Fig. 2 shows the block diagram of the proposed technique. Module 1 contains the original hardware which executes its computation on the unmodified inputs. A lower precision version of the module executes the same computation in interval arithmetic using floating-point, providing hardware redundancy for error detection.

Inputs to the interval arithmetic block are lower precision intervals constructed such that the original number is guaranteed to be within the interval. The input values are first cast to a lower precision floating point representation and then rounded towards  $+\infty$  and towards  $-\infty$  to get the upper and lower endpoint values. Thus the constructed input intervals are small—the error margin is at most one unit in least precision (ulp), the smallest difference between two adjacent floating point numbers. Constants within the module are also cast to intervals using the same procedure and in the case that the number is exactly representable in floating point will

have the same endpoints. The interval outputs and the high precision outputs from the original module all feed into the error detection block.



Fig. 2. Interval arithmetic based approach for soft error tolerance.

Interval arithmetic addition and subtraction is implemented using two adders to compute the upper and lower intervals. For subtraction the second operands are swapped and the sign bit is flipped. In interval arithmetic multiplication, a naive implementation following Eq. 3 may use four multipliers for each of the operand combinations in computing one endpoint. Instead we perform sign bit logic to swap operands on the fly and require only two multipliers for interval multiplication. Constant multiplication is even simpler since the sign of one operand is known at design time. The arithmetic unit for the upper endpoint implements rounding towards  $+\infty$  and for the lower endpoint rounding towards  $-\infty$ . Fig. 3 shows block diagrams of the interval arithmetic units.



Fig. 3. Interval arithmetic hardware block diagram for (a) addition, (b) subtraction, and (c) multiplication.

#### B. Error Detection

The guarantee of sound floating-point arithmetic and forward error analysis of the computation enable error detection. There are four general cases depicted in Fig. 4 which we must consider for the output interval and middle value. Fig. 5 shows a block diagram of the steps for error detection. For any interval  $\hat{x} = [x_l, x_u]$ , we first check that  $x_u > x_l$  and

 $d(x_u, x_l) < T$  where d(x, y) is the distance between two floating point numbers, x and y, in terms of ulp. The threshold value, T, is determined in terms of ulp through forward error analysis, which is discussed in the following section. If both conditions are satisfied then the interval is accepted as valid. Otherwise we declare that there is an interval error.



Fig. 4. The four potential cases for an output interval: (i) no error, middle value accepted (ii) interval grows beyond bound, (iii) interval endpoints flipped, and (iv) high precision middle value outside of interval.

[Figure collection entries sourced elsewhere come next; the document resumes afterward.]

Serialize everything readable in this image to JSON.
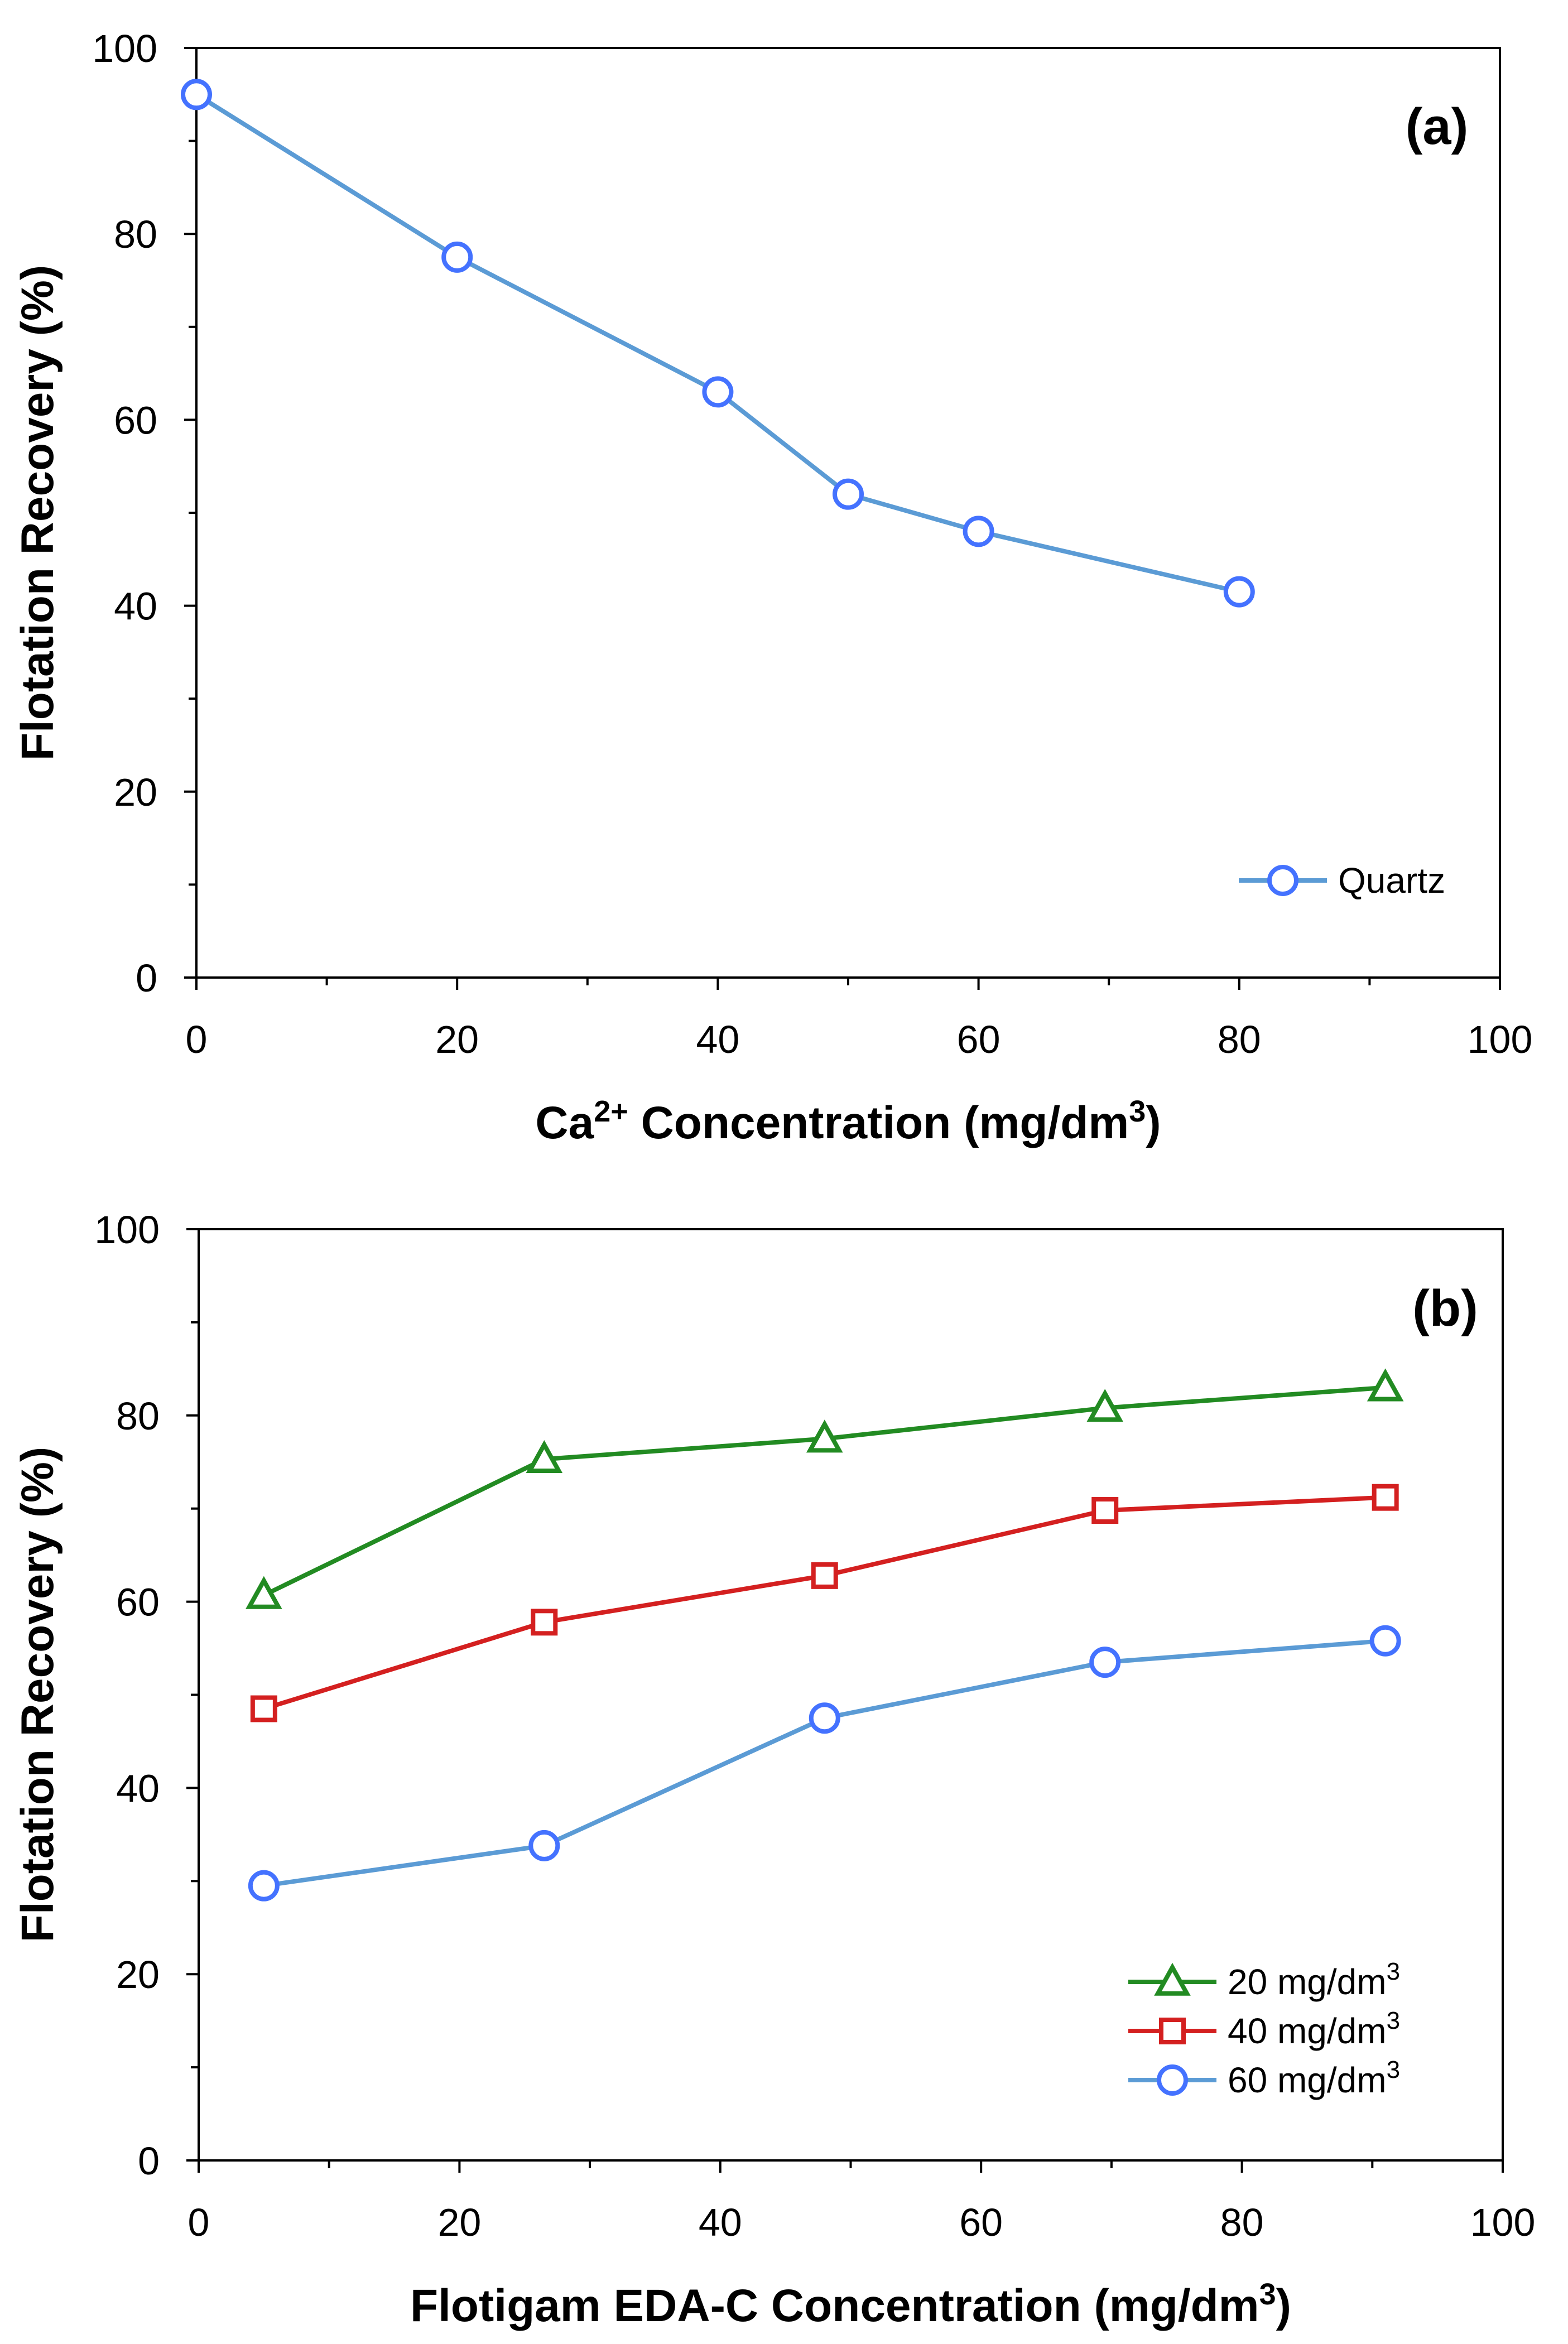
{
  "chart_data": [
    {
      "type": "line",
      "panel_label": "(a)",
      "xlabel": {
        "pre": "Ca",
        "sup1": "2+",
        "mid": " Concentration (mg/dm",
        "sup2": "3",
        "post": ")"
      },
      "ylabel": "Flotation Recovery (%)",
      "xlim": [
        0,
        100
      ],
      "ylim": [
        0,
        100
      ],
      "x_ticks": [
        "0",
        "20",
        "40",
        "60",
        "80",
        "100"
      ],
      "y_ticks": [
        "0",
        "20",
        "40",
        "60",
        "80",
        "100"
      ],
      "x_tick_values": [
        0,
        20,
        40,
        60,
        80,
        100
      ],
      "y_tick_values": [
        0,
        20,
        40,
        60,
        80,
        100
      ],
      "x_minor_step": 10,
      "y_minor_step": 10,
      "legend_position": "bottom-right",
      "series": [
        {
          "name": "Quartz",
          "marker": "circle",
          "color": "#5b9bd5",
          "marker_color": "#4472ff",
          "x": [
            0,
            20,
            40,
            50,
            60,
            80
          ],
          "values": [
            95,
            77.5,
            63,
            52,
            48,
            41.5
          ]
        }
      ]
    },
    {
      "type": "line",
      "panel_label": "(b)",
      "xlabel": {
        "pre": "Flotigam EDA-C Concentration (mg/dm",
        "sup2": "3",
        "post": ")"
      },
      "ylabel": "Flotation Recovery (%)",
      "xlim": [
        0,
        100
      ],
      "ylim": [
        0,
        100
      ],
      "x_ticks": [
        "0",
        "20",
        "40",
        "60",
        "80",
        "100"
      ],
      "y_ticks": [
        "0",
        "20",
        "40",
        "60",
        "80",
        "100"
      ],
      "x_tick_values": [
        0,
        20,
        40,
        60,
        80,
        100
      ],
      "y_tick_values": [
        0,
        20,
        40,
        60,
        80,
        100
      ],
      "x_minor_step": 10,
      "y_minor_step": 10,
      "legend_position": "bottom-right",
      "series": [
        {
          "name": "20 mg/dm",
          "name_sup": "3",
          "marker": "triangle",
          "color": "#228b22",
          "marker_color": "#228b22",
          "x": [
            5,
            26.5,
            48,
            69.5,
            91
          ],
          "values": [
            60.7,
            75.3,
            77.5,
            80.8,
            83
          ]
        },
        {
          "name": "40 mg/dm",
          "name_sup": "3",
          "marker": "square",
          "color": "#d42020",
          "marker_color": "#d42020",
          "x": [
            5,
            26.5,
            48,
            69.5,
            91
          ],
          "values": [
            48.5,
            57.8,
            62.8,
            69.8,
            71.2
          ]
        },
        {
          "name": "60 mg/dm",
          "name_sup": "3",
          "marker": "circle",
          "color": "#5b9bd5",
          "marker_color": "#4472ff",
          "x": [
            5,
            26.5,
            48,
            69.5,
            91
          ],
          "values": [
            29.5,
            33.8,
            47.5,
            53.5,
            55.8
          ]
        }
      ]
    }
  ]
}
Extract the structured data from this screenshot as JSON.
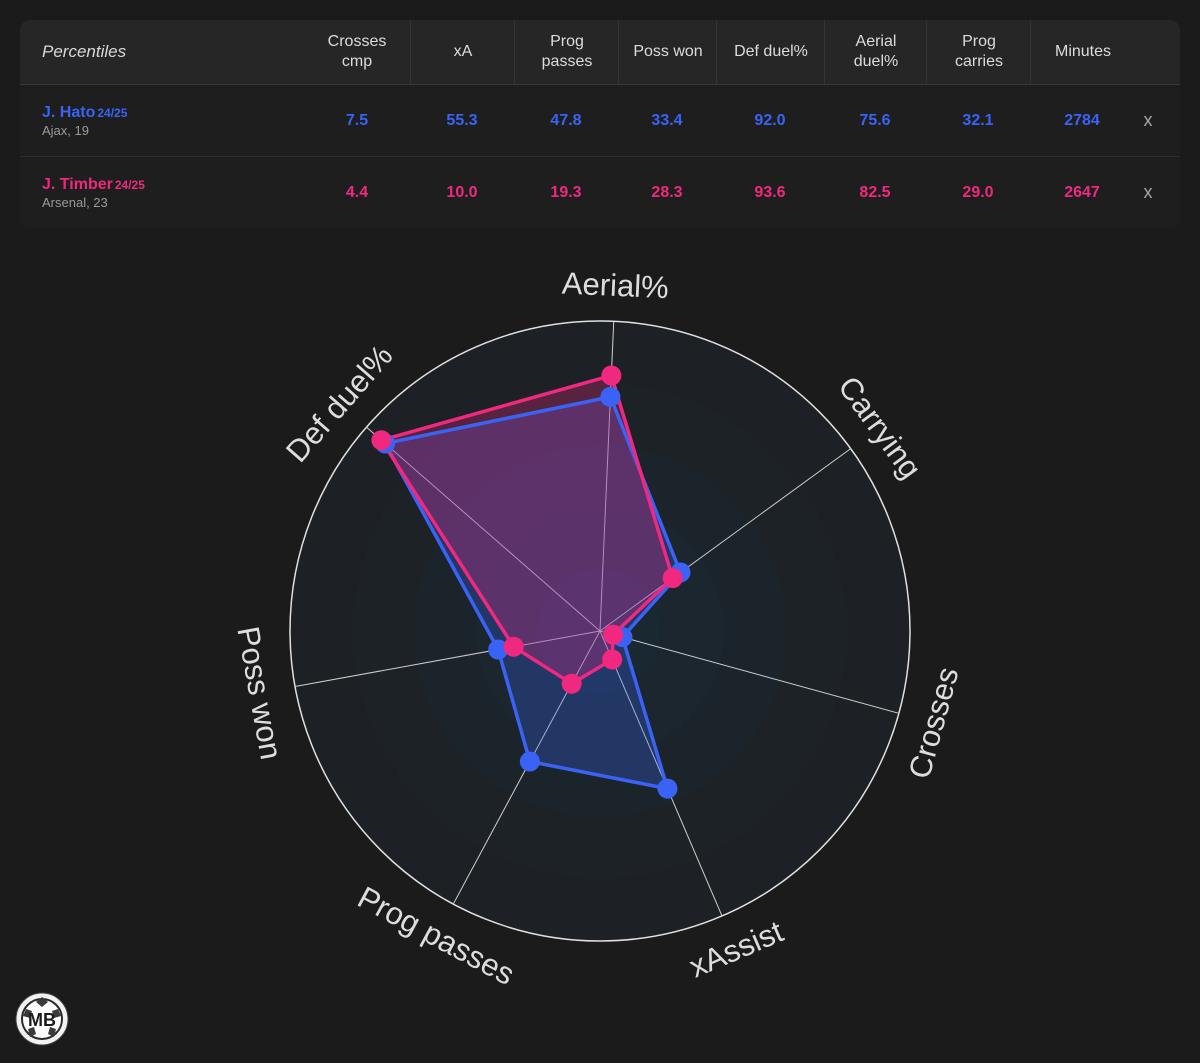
{
  "table": {
    "label": "Percentiles",
    "columns": [
      "Crosses\ncmp",
      "xA",
      "Prog\npasses",
      "Poss won",
      "Def duel%",
      "Aerial\nduel%",
      "Prog\ncarries",
      "Minutes"
    ],
    "players": [
      {
        "name": "J. Hato",
        "season": "24/25",
        "meta": "Ajax, 19",
        "color": "#3a63f5",
        "values": [
          "7.5",
          "55.3",
          "47.8",
          "33.4",
          "92.0",
          "75.6",
          "32.1",
          "2784"
        ],
        "remove_label": "x"
      },
      {
        "name": "J. Timber",
        "season": "24/25",
        "meta": "Arsenal, 23",
        "color": "#f0287f",
        "values": [
          "4.4",
          "10.0",
          "19.3",
          "28.3",
          "93.6",
          "82.5",
          "29.0",
          "2647"
        ],
        "remove_label": "x"
      }
    ]
  },
  "chart_data": {
    "type": "radar",
    "axes": [
      "Aerial%",
      "Carrying",
      "Crosses",
      "xAssist",
      "Prog passes",
      "Poss won",
      "Def duel%"
    ],
    "range": [
      0,
      100
    ],
    "series": [
      {
        "name": "J. Hato",
        "color": "#3a63f5",
        "values": [
          75.6,
          32.1,
          7.5,
          55.3,
          47.8,
          33.4,
          92.0
        ]
      },
      {
        "name": "J. Timber",
        "color": "#f0287f",
        "values": [
          82.5,
          29.0,
          4.4,
          10.0,
          19.3,
          28.3,
          93.6
        ]
      }
    ]
  },
  "logo": {
    "text": "MB"
  }
}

We then check whether the high precision middle value,  $x_m$ , is contained within the interval. If  $x_l < x_m < x_u$ , then we accept the high precision computation of the original module and can write the value to a protected memory. If the condition does not hold, then an error must have occurred in the high precision block and we mark the computation invalid. The output control signal can be used to indicate to a controller that the computation must be redone. We assume that the algorithms to be protected are numerically stable and bit flips that affect the lowest order mantissa bits while remaining within the bound are tolerable.



Fig. 5. High level block diagram of the proposed method for error detection.

### C. Forward Error Analysis

Using forward error analysis we can analyze the sequence of operations through the computation to provide a meaningful



Fig. 6. Example of interval growth after floating point operations. Each interval begins at 1 ulp distance but the resulting interval grows to 2 ulp due to rounding.

bound on the growth of the interval. We also assume that the dynamic range of the inputs and outputs are known either by properties of the application or through static analysis. All computations begin with intervals that are constructed such that the width is at most one ulp. In interval addition, rounding to  $+\infty$  introduces an absolute roundoff error of at one ulp. Rounding down incurs the same error, so the growth of the interval is bounded by at most two ulp for a single interval addition. Fig. 6 shows an example of how the resulting interval width can grow following interval addition. In multiplication, we can bound the growth of the interval by constraining multiplicand range. For example when computing FFTs, multiplication is always with twiddle factors so it is guaranteed that one multiplicand is in the range [0, 1] and the growth is fixed to 2 ulp.



Fig. 7. Analysis of an example 2-point FFT butterfly datapath to bound the output interval growth.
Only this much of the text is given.